Question: Let $(X_k)_{k \geq 1}$ be a sequence of independent random variables with uniform distribution on $[-1,1]$ Compute $\lim_{n \to \infty} \mathbb{P}(|\sum_{k=1}^{n} X_{k}^{-1}|> \pi n/2)$
I tried to solve it using characteristic function, but the calculation seems very complicated However, I got the characteristic function to be $1$ as $n$ approaches infinity, which doesn't really give any assumption about the distribution function.

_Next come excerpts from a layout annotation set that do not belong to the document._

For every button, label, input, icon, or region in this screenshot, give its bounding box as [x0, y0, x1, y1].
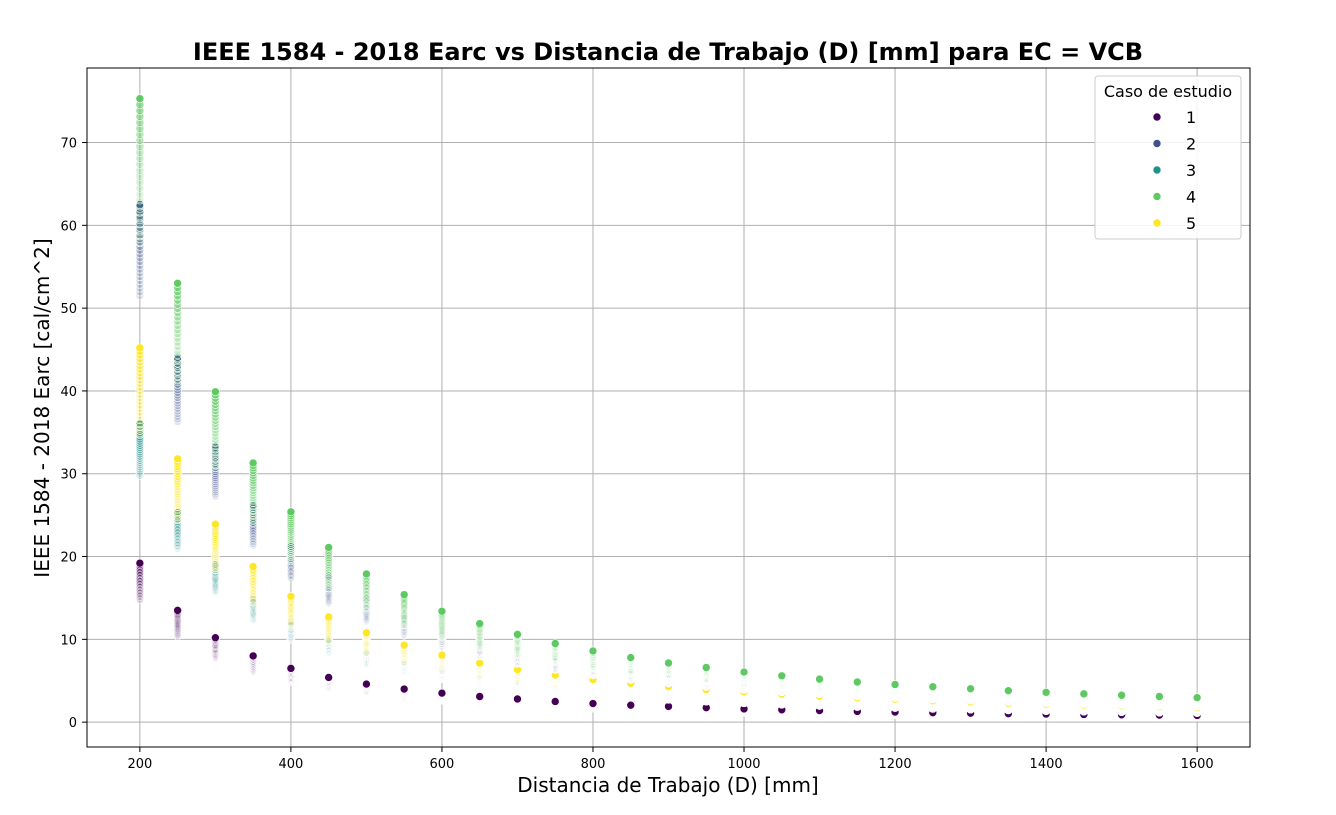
data-point — [1004, 686, 1013, 695]
legend-marker — [1152, 165, 1162, 175]
legend-marker — [1152, 218, 1162, 228]
data-point — [286, 664, 296, 673]
legend-label: 3 — [1186, 161, 1196, 180]
x-tick-label: 800 — [581, 757, 606, 772]
data-point — [399, 684, 409, 694]
series-4-points — [135, 94, 1202, 708]
data-point — [362, 569, 371, 579]
data-point — [550, 639, 560, 648]
legend-label: 5 — [1186, 214, 1196, 233]
y-tick-label: 30 — [60, 468, 77, 483]
plot-frame — [86, 67, 1251, 748]
data-point — [475, 619, 485, 628]
data-point — [324, 612, 333, 622]
x-tick-label: 1000 — [727, 757, 760, 772]
data-point — [437, 606, 447, 616]
data-point — [1079, 689, 1089, 699]
x-axis-label: Distancia de Trabajo (D) [mm] — [517, 773, 818, 797]
data-point — [135, 343, 145, 353]
data-point — [173, 278, 182, 288]
data-point — [248, 651, 258, 661]
data-point — [248, 562, 258, 571]
data-point — [777, 671, 787, 681]
data-point — [173, 454, 182, 464]
legend: Caso de estudio 1 2 3 4 5 — [1094, 75, 1242, 240]
y-tick-label: 50 — [60, 302, 77, 317]
data-point — [513, 694, 522, 704]
y-tick-label: 10 — [60, 633, 77, 648]
x-tick-label: 1600 — [1181, 757, 1214, 772]
data-point — [211, 633, 220, 642]
data-point — [324, 543, 333, 552]
data-point — [324, 673, 333, 682]
data-point — [1192, 693, 1202, 702]
series-2-points — [135, 200, 1202, 711]
data-point — [966, 684, 975, 694]
data-point — [513, 630, 522, 639]
data-point — [1041, 688, 1051, 697]
x-tick-label: 400 — [278, 757, 303, 772]
legend-marker — [1152, 139, 1162, 148]
data-point — [362, 628, 371, 638]
x-tick-label: 200 — [127, 757, 152, 772]
data-point — [286, 507, 296, 517]
legend-marker — [1152, 112, 1162, 122]
data-point — [475, 692, 485, 701]
data-point — [135, 94, 145, 103]
grid — [87, 68, 1250, 747]
data-point — [626, 700, 636, 710]
data-point — [211, 387, 220, 397]
y-axis-label: IEEE 1584 - 2018 Earc [cal/cm^2] — [30, 238, 54, 577]
data-point — [928, 682, 938, 692]
y-tick-label: 20 — [60, 551, 77, 566]
data-point — [399, 640, 409, 650]
chart-title: IEEE 1584 - 2018 Earc vs Distancia de Tr… — [193, 38, 1143, 66]
y-tick-label: 70 — [60, 137, 77, 152]
data-point — [1155, 692, 1164, 701]
data-point — [739, 667, 749, 677]
data-point — [815, 674, 824, 684]
y-axis-ticks: 0 10 20 30 40 50 60 70 — [60, 137, 87, 731]
x-tick-label: 1200 — [879, 757, 912, 772]
data-point — [399, 590, 409, 599]
data-point — [1117, 690, 1126, 700]
data-point — [588, 646, 598, 656]
data-point — [248, 458, 258, 468]
data-point — [664, 658, 673, 668]
data-point — [701, 663, 711, 672]
data-point — [173, 606, 182, 615]
x-tick-label: 1400 — [1030, 757, 1063, 772]
data-points — [135, 94, 1202, 722]
x-tick-label: 600 — [430, 757, 455, 772]
legend-title: Caso de estudio — [1104, 82, 1232, 101]
data-point — [588, 699, 598, 708]
legend-label: 1 — [1186, 108, 1196, 127]
data-point — [890, 680, 900, 689]
data-point — [437, 688, 447, 698]
data-point — [437, 650, 447, 660]
data-point — [852, 677, 862, 687]
data-point — [626, 653, 636, 662]
y-tick-label: 0 — [69, 716, 77, 731]
data-point — [550, 697, 560, 706]
data-point — [362, 679, 371, 689]
legend-marker — [1152, 192, 1162, 201]
x-axis-ticks: 200 400 600 800 1000 1200 1400 1600 — [127, 747, 1214, 772]
y-tick-label: 60 — [60, 219, 77, 234]
y-tick-label: 40 — [60, 385, 77, 400]
data-point — [135, 558, 145, 568]
data-point — [211, 519, 220, 529]
legend-label: 2 — [1186, 135, 1196, 154]
legend-label: 4 — [1186, 188, 1196, 207]
data-point — [286, 591, 296, 601]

Let $X$ be uniformly distributed in $[-1,1]$, then $$ \mathbb{P}(X^{-1}\leqslant x)= \begin{cases} -\frac1{2x}, & \hfill x\leqslant-1\hfill \\ \frac12, & -1\leqslant x\leqslant 1 \\ 1-\frac1{2x}, & \hfill x\geqslant1\hfill \end{cases} $$ and we easily find \begin{align} \varphi(t)&:=\mathbb{E}e^{itX^{-1}} =\int_1^\infty\frac{\cos tx}{x^2}\,dx \\&=\cos t-t\int_1^\infty\frac{\sin tx}{x}\,dx \\&=\cos t-\frac\pi2|t|+t\int_0^1\frac{\sin tx}{x}\,dx, \end{align} so that $\varphi(t)=1-\pi|t|/2+O(t^2)$ as $t\to 0$.
Now, if $Y_n=\frac1n\sum_{k=1}^n X_k^{-1}$, then $\mathbb{E}e^{itY_n}=\varphi^n(t/n)$, and inversion gives$$P_n:=\mathbb{P}\left(|Y_n|\leqslant\frac\pi2\right)=\frac1\pi\int_{-\infty}^\infty\frac{\sin(\pi t/2)}{t}\,\varphi^n\left(\frac tn\right)dt.$$
To take $n\to\infty$ here, we see that the above implies $\varphi^n(t/n)\to e^{-\pi|t|/2}$ (and this is a dominated convergence). Using $\int_{-\infty}^\infty=2\int_0^\infty$ and substituting $x=\pi t/2$, we then get $$ \lim_{n\to\infty}P_n=\frac2\pi\int_0^\infty\frac{\sin x}x\,e^{-x}\,dx=\frac12 $$ (the integral can be computed in a number of ways).